CSS’s thesis is simple: these regimes already impose confidentiality duties, but they do not define what it means to prevent semantic leakage and domain infiltration. A GAAP-like standard for LLM InfoSec supplies that missing operational layer.

Some Existing Standards

Below is a map of existing frameworks and why they are useful, but incomplete, for semantic leakage and reachability risk.

NIST AI RMF 1.0

— What it is: Voluntary AI risk management framework (GOVERN / MAP / MEASURE / MANAGE).
— Strengths: Governance vocabulary, risk lifecycle, fits enterprise risk programs.
— Gaps CSS targets: Not an audit-ready control spec; does not prescribe leakage metrics or test harnesses.
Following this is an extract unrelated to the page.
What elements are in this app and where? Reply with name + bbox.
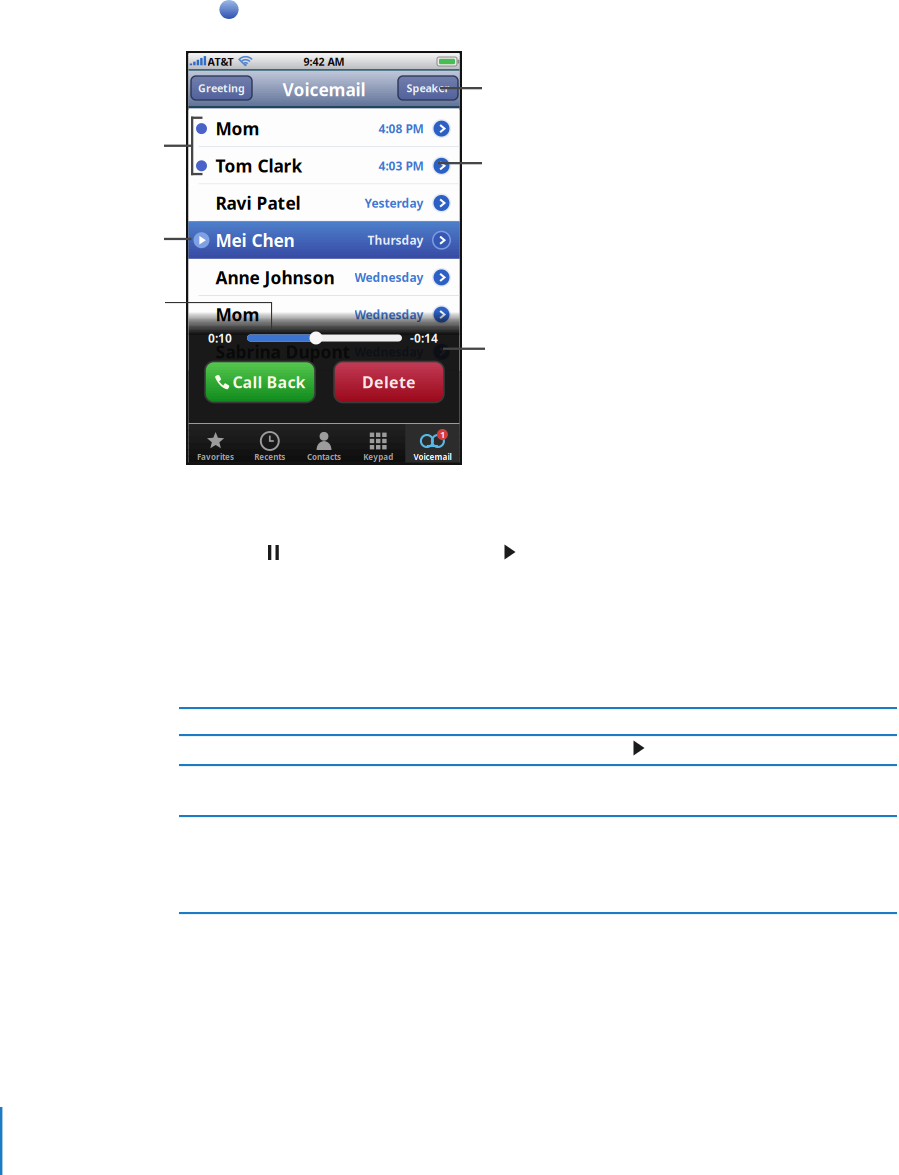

NIST GenAI Profile (AI 600-1)

— What it is: GenAI-specific profile aligned to AI RMF.
— Strengths: Identifies GenAI risks and actions; helpful crosswalk anchor.
— Gaps CSS targets: Still action-oriented guidance; not a SOC-style attestation template with required evidence and thresholds.

ISO/IEC 42001

— What it is: AI management system standard (AIMS).
— Strengths: Auditable management-system structure; internationally legible governance.
— Gaps CSS targets: Management system does not equal leakage controls; does not define domain infiltration tests or metrics.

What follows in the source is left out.